Although his attitude is largely positive, Mr Mackinlay admits he has had “low moments”.

“You have a little one every morning because you’re in the land of kink and you have a beautiful dream, and then you wake up and it’s ‘I have no hands.’

‘That is the realization every morning.

“It’s very easy to say – and I try to stick to it – there’s not much point in whining and complaining or getting down about the things you can’t do.

“You have to be cheerful and positive about the things you can do and I find that every day there is something new I can do.

“None of this would be possible without my wife… Without her I wouldn’t be where I am today.

Image caption, Kati, a pharmacist, was told by hospital staff to prepare for the worst

‘We (MPs) probably spend too much time in Westminster, away from our families, chasing this, that and the other.

“You now realize that the most important things are family, friends and children.”

Before entering Parliament, Mr Mackinlay worked as a chartered accountant.
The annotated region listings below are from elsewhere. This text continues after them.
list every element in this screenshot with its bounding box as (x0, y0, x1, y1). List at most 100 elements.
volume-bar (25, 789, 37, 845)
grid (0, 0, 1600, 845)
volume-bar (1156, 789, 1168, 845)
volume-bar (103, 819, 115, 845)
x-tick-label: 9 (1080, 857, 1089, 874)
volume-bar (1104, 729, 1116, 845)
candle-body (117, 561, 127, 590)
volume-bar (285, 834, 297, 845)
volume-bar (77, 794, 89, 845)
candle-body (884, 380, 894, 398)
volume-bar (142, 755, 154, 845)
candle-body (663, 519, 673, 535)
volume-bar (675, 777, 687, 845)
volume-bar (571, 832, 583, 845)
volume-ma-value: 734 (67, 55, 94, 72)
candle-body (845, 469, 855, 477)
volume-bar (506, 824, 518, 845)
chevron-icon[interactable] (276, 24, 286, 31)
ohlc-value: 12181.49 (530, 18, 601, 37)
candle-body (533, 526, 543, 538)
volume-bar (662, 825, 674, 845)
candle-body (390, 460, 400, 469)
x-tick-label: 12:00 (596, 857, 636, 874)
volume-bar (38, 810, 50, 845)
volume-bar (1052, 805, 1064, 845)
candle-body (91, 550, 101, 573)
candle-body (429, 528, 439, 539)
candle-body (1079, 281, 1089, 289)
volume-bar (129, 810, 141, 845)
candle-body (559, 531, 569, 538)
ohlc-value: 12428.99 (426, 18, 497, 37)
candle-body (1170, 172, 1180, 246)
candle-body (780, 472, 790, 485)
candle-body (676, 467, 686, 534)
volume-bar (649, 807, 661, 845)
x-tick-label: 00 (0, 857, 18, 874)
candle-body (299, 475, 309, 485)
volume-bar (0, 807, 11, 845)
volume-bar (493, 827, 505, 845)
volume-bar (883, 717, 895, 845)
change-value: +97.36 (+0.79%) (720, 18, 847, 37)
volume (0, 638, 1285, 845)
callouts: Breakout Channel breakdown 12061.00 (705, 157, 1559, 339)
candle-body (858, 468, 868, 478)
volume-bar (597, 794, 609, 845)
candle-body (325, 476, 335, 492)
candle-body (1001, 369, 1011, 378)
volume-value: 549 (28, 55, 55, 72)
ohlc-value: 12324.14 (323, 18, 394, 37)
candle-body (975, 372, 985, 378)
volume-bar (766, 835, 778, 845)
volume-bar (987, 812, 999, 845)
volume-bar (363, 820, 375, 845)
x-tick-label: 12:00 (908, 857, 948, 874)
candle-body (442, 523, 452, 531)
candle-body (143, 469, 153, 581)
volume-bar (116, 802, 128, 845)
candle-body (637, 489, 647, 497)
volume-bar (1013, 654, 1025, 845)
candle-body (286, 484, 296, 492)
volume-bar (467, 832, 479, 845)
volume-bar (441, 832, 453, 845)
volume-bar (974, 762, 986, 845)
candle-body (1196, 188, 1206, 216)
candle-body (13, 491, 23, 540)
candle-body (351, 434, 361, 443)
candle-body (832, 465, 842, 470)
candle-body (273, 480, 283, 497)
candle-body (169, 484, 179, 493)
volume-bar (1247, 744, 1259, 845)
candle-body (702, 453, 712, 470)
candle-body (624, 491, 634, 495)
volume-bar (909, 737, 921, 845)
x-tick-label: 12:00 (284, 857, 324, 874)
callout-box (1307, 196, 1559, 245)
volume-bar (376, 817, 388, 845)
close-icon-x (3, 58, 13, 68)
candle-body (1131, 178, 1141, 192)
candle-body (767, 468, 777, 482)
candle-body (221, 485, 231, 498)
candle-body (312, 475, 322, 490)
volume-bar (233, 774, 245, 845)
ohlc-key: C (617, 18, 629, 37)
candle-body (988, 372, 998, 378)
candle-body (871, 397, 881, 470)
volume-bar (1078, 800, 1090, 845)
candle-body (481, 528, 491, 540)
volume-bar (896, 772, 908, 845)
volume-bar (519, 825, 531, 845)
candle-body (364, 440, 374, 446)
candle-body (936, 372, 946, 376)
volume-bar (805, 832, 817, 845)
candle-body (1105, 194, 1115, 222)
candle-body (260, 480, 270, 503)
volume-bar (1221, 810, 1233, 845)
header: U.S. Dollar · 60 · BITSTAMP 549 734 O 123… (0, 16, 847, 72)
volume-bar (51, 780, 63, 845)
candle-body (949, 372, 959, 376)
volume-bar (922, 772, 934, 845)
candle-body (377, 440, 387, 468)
Originally a member of the pro-Brexit UK Independence Party, he was elected Conservative MP for South Thanet in 2015.

Despite what he has been through, Mackinlay still has plans to stand in the next election in his Kent constituency, which will be renamed Thanet East.

And he still has things he wants to do as an MP, most notably ensuring sepsis is recognized as quickly as possible and making it easier for amputees to get the prosthetics they need.

He also says he wants to become the ‘bionic MP’.

“When children come to Parliament’s fantastic education centre, I want them to put on their parents’ or teacher’s jacket or skirt and say: ‘I want to see the bionic MP today’.”